Marcel ?! Toi aussi ?! Marcel ?! Mais qu’est-ce que vous avez toutes avec lui ?

– Il s’est passé un truc étrange… deux trucs étranges, en fait… et je suis sûre qu’ils ne m’ont pas monté un turbin. Monique a plaisanté sur notre ressemblance, elle et moi, tu vois ? Certes, elle rigolait, mais elle y a fait allusion… Plus tard, Marcel m’a dit que ça lui avait fait exactement la même chose avec moi qu’avec elle, la première fois…

– Qu’il savait… que son corps savait d’instinct ce que le tien aimait ? Il t’a dit ça ?! Mais c’est… c’est la preuve que tu es des nôtres !

– Ça ne lui a pas fait pareil avec Cathy, Mireille et Sylvie ?

– Non, pas du tout ! Le phénomène ne s’est produit qu’avec Monique, jusqu’à aujourd’hui, donc.

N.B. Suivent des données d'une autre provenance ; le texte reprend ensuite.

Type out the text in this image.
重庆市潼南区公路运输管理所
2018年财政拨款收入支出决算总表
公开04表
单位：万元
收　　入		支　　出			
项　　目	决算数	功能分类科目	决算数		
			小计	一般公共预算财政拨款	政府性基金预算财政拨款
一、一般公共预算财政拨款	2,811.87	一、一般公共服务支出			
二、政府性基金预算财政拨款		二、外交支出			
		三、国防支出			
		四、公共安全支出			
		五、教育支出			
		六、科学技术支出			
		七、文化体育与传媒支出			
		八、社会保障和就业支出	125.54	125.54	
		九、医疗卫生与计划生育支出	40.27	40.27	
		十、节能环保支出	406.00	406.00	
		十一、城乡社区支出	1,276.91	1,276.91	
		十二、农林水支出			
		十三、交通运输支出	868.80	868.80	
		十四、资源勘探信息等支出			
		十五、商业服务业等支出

Ça et la petite fée… attends, je vais te chercher les feuillets où ils en parlent…

– Non ! Je préfère que tu me racontes… tu veux bien ?

Jimmy m’a prise dans ses bras. Allongée contre lui, je fermai les yeux tandis qu’il couvrait mon visage de doux baisers et de tendres caresses. Il m’a parlé de cet ectoplasme qui s’échappait parfois du corps de Monique, cet ectoplasme qui lui permettait de voir tout ce qui se passait, d’observer les autres couples ou trios ou quatuors, de reluquer les hommes qui se tenaient dans son dos. Cet ectoplasme que Marcel identifiait comme une petite fée aux traits de Monique, qu’il n’en avait pas parlé tout de suite parce qu’il croyait qu’elle était le fruit de son imagination et…

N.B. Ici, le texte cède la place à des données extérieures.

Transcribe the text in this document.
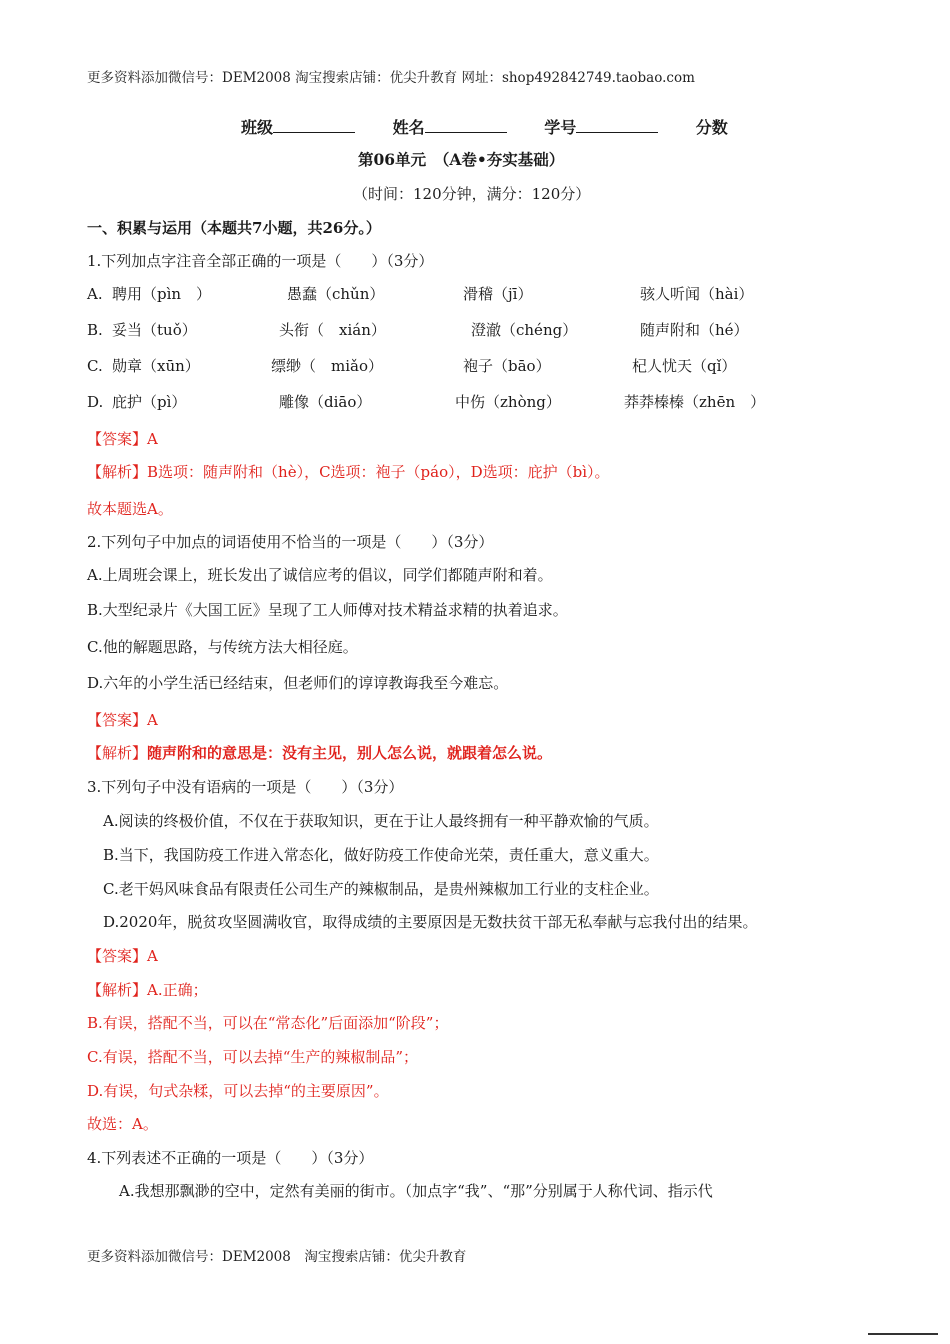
更多资料添加微信号：DEM2008 淘宝搜索店铺：优尖升教育 网址：shop492842749.taobao.com
班级	姓名	学号	分数
第06单元　（A卷•夯实基础）
（时间：120分钟，满分：120分）
一、积累与运用（本题共7小题，共26分。）
1.下列加点字注音全部正确的一项是（　　）（3分）
A. 聘用（pìn　）	愚蠢（chǔn）	滑稽（jī）	骇人听闻（hài）
B. 妥当（tuǒ）	头衔（　xián）	澄澈（chéng）	随声附和（hé）
C. 勋章（xūn）	缥缈（　miǎo）	袍子（bāo）	杞人忧天（qǐ）
D. 庇护（pì）	雕像（diāo）	中伤（zhòng）	莽莽榛榛（zhēn　）
【答案】A
【解析】B选项：随声附和（hè），C选项：袍子（páo），D选项：庇护（bì）。
故本题选A。
2.下列句子中加点的词语使用不恰当的一项是（　　）（3分）
A.上周班会课上，班长发出了诚信应考的倡议，同学们都随声附和着。
B.大型纪录片《大国工匠》呈现了工人师傅对技术精益求精的执着追求。
C.他的解题思路，与传统方法大相径庭。
D.六年的小学生活已经结束，但老师们的谆谆教诲我至今难忘。
【答案】A
【解析】随声附和的意思是：没有主见，别人怎么说，就跟着怎么说。
3.下列句子中没有语病的一项是（　　）（3分）
A.阅读的终极价值，不仅在于获取知识，更在于让人最终拥有一种平静欢愉的气质。
B.当下，我国防疫工作进入常态化，做好防疫工作使命光荣，责任重大，意义重大。
C.老干妈风味食品有限责任公司生产的辣椒制品，是贵州辣椒加工行业的支柱企业。
D.2020年，脱贫攻坚圆满收官，取得成绩的主要原因是无数扶贫干部无私奉献与忘我付出的结果。
【答案】A
【解析】A.正确；
B.有误，搭配不当，可以在“常态化”后面添加“阶段”；
C.有误，搭配不当，可以去掉“生产的辣椒制品”；
D.有误，句式杂糅，可以去掉“的主要原因”。
故选：A。
4.下列表述不正确的一项是（　　）（3分）
A.我想那飘渺的空中，定然有美丽的街市。（加点字“我”、“那”分别属于人称代词、指示代
更多资料添加微信号：DEM2008　淘宝搜索店铺：优尖升教育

Et j’ai perdu le fil du récit quand nos caresses légères se firent plus appuyées, quand nous nous embrassâmes à nous en dévorer la bouche, quand nos crocs déchirèrent nos peaux, quand son sexe dur pénétra le mien gonflé de désir. Je n’avais plus soixante-neuf ans, il n’en avait plus soixante-quinze, nous étions fougueux comme à vingt ans, expérimentés comme des septuagénaires. Nous riions de tout ce que la vie nous réservait de surprises, de bonheur.

– Tu préfères quand je fais… hmm hmm comme ci… ou han han comme ça ?

– Ça dépend… et toi ? Tu préfères quand je bouge comme ci… ou quand j’ondule comme ça ?

– Ça dépend… pourquoi, madame la jésuite ?

– Parce que si je bouge comme ci… je préfère que tu me prennes comme ça… han han… bien au fond… presque trop au fond… alors que si j’ondule comme ça… je préfère que tu fasses comme ci… hmm hmm… plus chaloupé… Pourquoi tu ris ?

– Parce que c’est exactement la même chose pour moi ! Tu sais ce que ça signifie ?

– Qu’on était faits pour s’entendre au pieu ?

Je ne peux pas résister quand il sourit et éclate de rire comme il a souri et éclaté de rire. À chaque fois que j’y parviens, je le vis comme une victoire personnelle sur les mauvaises fortunes qui ont émaillé ma vie.

C’est à cet instant que nous nous sommes rendus à l’évidence, même si la chose était pratiquement acquise depuis quelques heures. J’allais devenir consœur du Bouton d’Or. Jimmy m’a proposé d’écrire ma version de cette journée ainsi que les circonstances qui y ont mené. Ça m’aura pris presque trois mois, mais j’y suis parvenue.

– Tu peux me réexpliquer pour la petite fée, la différence avec l’ectoplasme ?

– Tu préfères que je te l’explique à la sauvage ou à la lascive ?

– Je sais plus bien la différence… essayons les deux, je te dirai après…

– Gourmande !

– Irrésistible gourmandise !

Nous avons chaloupé, nous y avons été plus sauvagement, Jimmy a plaisanté sur les étranges vertus de notre chambre nuptiale qui lui faisait retrouver sa vigueur, mais avant tout, c’est la beauté de son rire, l’amour dans son regard, sa sérénité qui m’ont donné l’envie de demander le divorce à Bertrand et la main de Jimmy.